To those who knew her afterward it may seem an impossible condition of affairs, but it is nevertheless quite true that until the night of the sophomore reception she was utterly unheard of. Indeed, when her name was read to the chairman of the committee that looks up stray freshmen, yet uninvited, and compels them to come in, the chairman refused to believe that she existed.
"I don't believe there's any such person," she growled, "and if there is, there's nobody to take her. I can't make sophomores! Evangeline Potts, forsooth! What a perfectly idiotic name! Who's to take her? Where does she live? Where's the catalogue?"
"She lives on West Street," somebody volunteered, "and Bertha Kitts' freshman is sick, or her uncle is sick, or something, and Bertha says that lets her out—she never wanted to go, anyhow—and now she's not going. Couldn't she take her?"
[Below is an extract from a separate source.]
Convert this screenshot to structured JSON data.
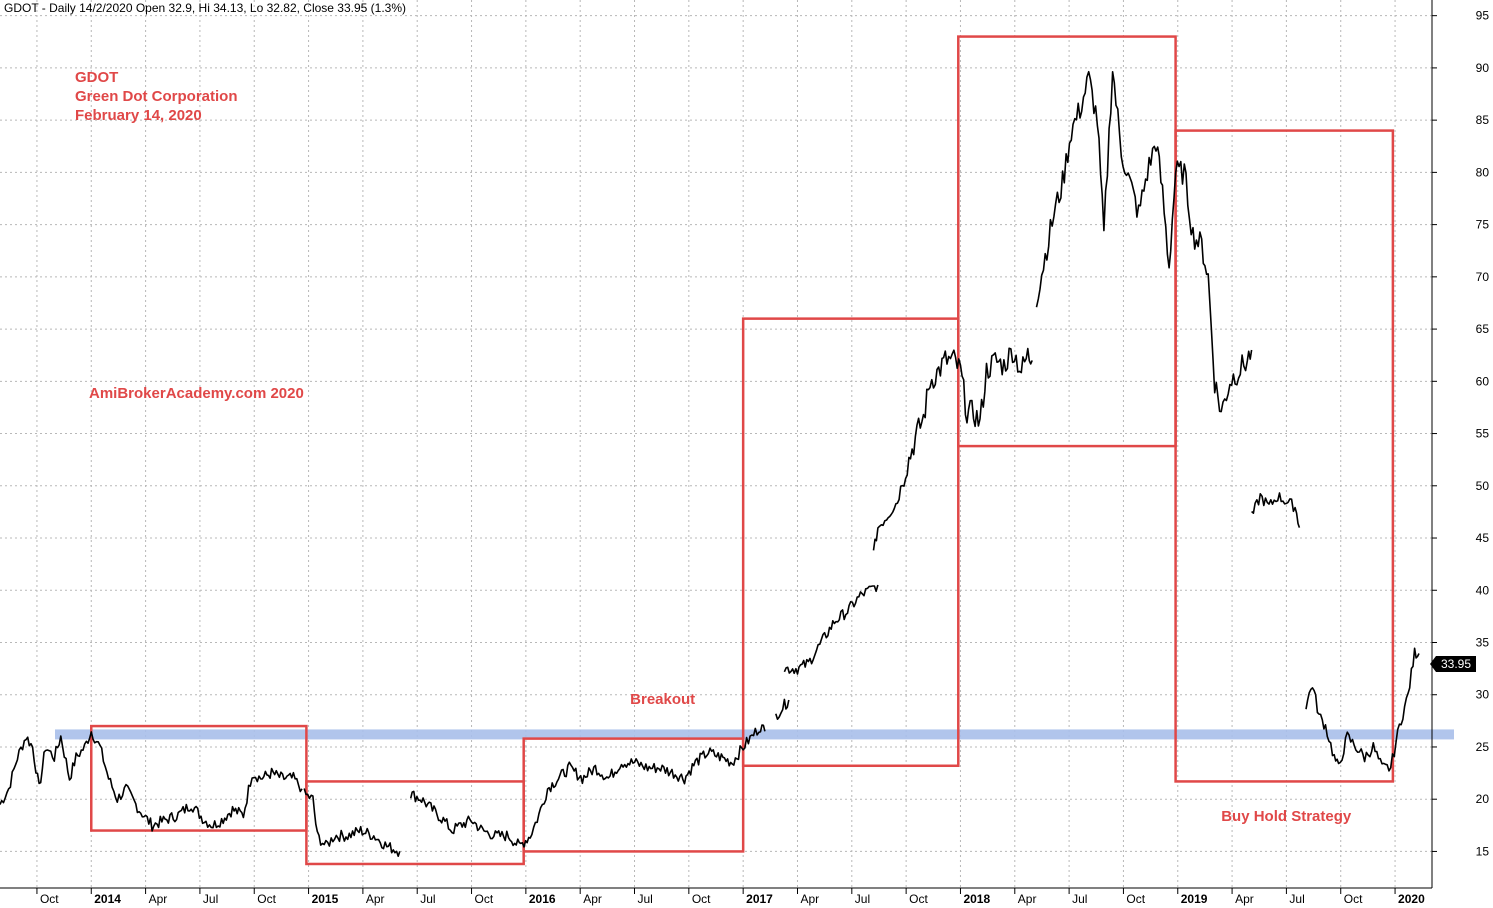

"Not going!" the chairman complained bitterly. "If that's not like B. Kitts! Go get her, somebody, and send her after Evangeline, and tell her to hurry, too! Don't stop to argue with her, there isn't time. She'll prove that there isn't any reception, if you let her. Just get her started and then come right back. I promised to send three Bagdads over, and I can't get but two."
The messenger paused at Miss Kitts' door, sniffed scornfully at the sign which read: "Asleep! Please do not disturb under any circumstances whatever!" and entered the room abruptly. Miss Kitts was curled comfortably on the window-seat, with Plain Tales from the Hills in one hand, and The Works of Christopher Marlowe in the other. From these volumes she read alternately, and the pile of cores and seeds on the sill indicated a due regard for other than mental nutriment. At intervals she lifted her eyes from her book to watch the file of girls loaded down with the pillows, screens, and palms whose transportation forms so considerable a portion of the higher education of women. Just as the door opened Biscuits was chuckling gently at the collision of a rubber-plant with a Japanese screen and the consequent collapse of their respective bearers, who, even in their downfall, poured forth the apologies and regrets that take the place of their brothers' less considerate remarks upon similar occasions.
But her mirth was rudely checked by the messenger, who closed the Marlowe and put the Kipling under a pillow.
"Hurry up," she remarked briefly, "and find Evangeline Potts and tell her that you can't sleep at night till you take her to the sophomore reception. Nobody urged her to attend and yours is sick."
"She's not, either," returned B. Kitts, calmly. "She's quite well, and—"
"Oh, don't possum, Biscuits, but get along. Sue's nearly wild. It's her uncle, then; we know you weren't going, so we know you can take her. Can I take this couch cover along? She's on West Street, and I can't stop to discuss it, but we depend on you. Now do hurry up; it's three already."
Biscuits freed her mind to the heap of pillows in the middle of the floor, for there was no one else to hear her. Then, still grumbling, she put on her golf cape and walked over to West Street. In a pessimistic frame of mind she selected the most unattractive house, and on inquiring if Miss Evangeline Potts lived there and ascertaining that she did, she astonished the slatternly maid by a heartfelt ejaculation of "Sherlock Holmes!"—adding, with resignation, "Is she in?" She was in, and her guest climbed two flights of stairs and knocked at her door.